To Scale or Not to Scale?

In ‘Scale Fish not Trades‘ Michael Taylor discusses why scaling into positions is not a good idea:

I have tested and retested scaling into trades in all my systems. And on every system I have created…scaling into a trade produced mixed results. Not one garnered better results than the original non-scaling method.

In response to Michael’s post, Jon ‘Fickle Trader’ Tait explains why he scales into positions:

Part of the reason I like using 3 buy points is that I see it as an alternative form of volatility based-position sizing. Rather than basing position size solely on the historic price volatility, the 3 buy-points base position size on the stock’s potential drawdown while still remaining healthy at any given point in time during an advance.

Comments

  1. Posted by Duru on July 23, 2005 at 11:56 pm

    In “The Probability of Fortune” Moshe Milevsky weighs in on this debate with a statistical analysis of the wisdom of dollar cost averaging (DCA). On page 47, he concludes: “…one must realize that from a conceptual perspective, dollar-cost averaging is simply an inefficient financial strategy.
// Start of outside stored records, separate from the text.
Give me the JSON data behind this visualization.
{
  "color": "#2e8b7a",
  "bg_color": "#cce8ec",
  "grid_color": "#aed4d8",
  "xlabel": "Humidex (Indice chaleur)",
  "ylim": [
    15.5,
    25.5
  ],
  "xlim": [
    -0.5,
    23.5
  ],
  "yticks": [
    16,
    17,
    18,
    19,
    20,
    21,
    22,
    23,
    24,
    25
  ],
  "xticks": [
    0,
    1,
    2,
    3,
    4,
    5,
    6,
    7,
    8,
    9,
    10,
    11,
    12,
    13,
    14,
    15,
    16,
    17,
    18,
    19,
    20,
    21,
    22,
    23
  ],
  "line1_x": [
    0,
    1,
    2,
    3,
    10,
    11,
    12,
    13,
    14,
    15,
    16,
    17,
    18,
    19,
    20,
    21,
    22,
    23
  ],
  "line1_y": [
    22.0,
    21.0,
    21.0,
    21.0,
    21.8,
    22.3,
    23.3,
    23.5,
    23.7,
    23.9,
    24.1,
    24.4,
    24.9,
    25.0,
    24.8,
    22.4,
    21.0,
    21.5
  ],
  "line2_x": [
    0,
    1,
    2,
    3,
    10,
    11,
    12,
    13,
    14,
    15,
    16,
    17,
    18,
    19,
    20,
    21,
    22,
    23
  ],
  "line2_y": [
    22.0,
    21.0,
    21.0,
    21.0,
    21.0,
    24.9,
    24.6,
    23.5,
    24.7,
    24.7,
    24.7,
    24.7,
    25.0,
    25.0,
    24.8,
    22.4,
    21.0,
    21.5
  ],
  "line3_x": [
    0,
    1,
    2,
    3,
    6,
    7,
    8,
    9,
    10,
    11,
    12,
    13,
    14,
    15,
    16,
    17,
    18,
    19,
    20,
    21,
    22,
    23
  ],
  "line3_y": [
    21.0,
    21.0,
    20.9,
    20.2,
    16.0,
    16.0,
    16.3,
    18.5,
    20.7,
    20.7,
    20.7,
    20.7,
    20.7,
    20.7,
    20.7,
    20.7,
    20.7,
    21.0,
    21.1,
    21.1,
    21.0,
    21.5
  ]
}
If you have a lump sum of money that you eventually would like to invest completely in the stock market, you are far better off investing it all right now…Replacing one major gamble (the lump sum) with many smaller gambles (DCA) does not make prudent financial sense.” Anyone interested in this kind of stuff, I highly recommend this book for its easy-to-understand mathematical analyses of common financial concepts.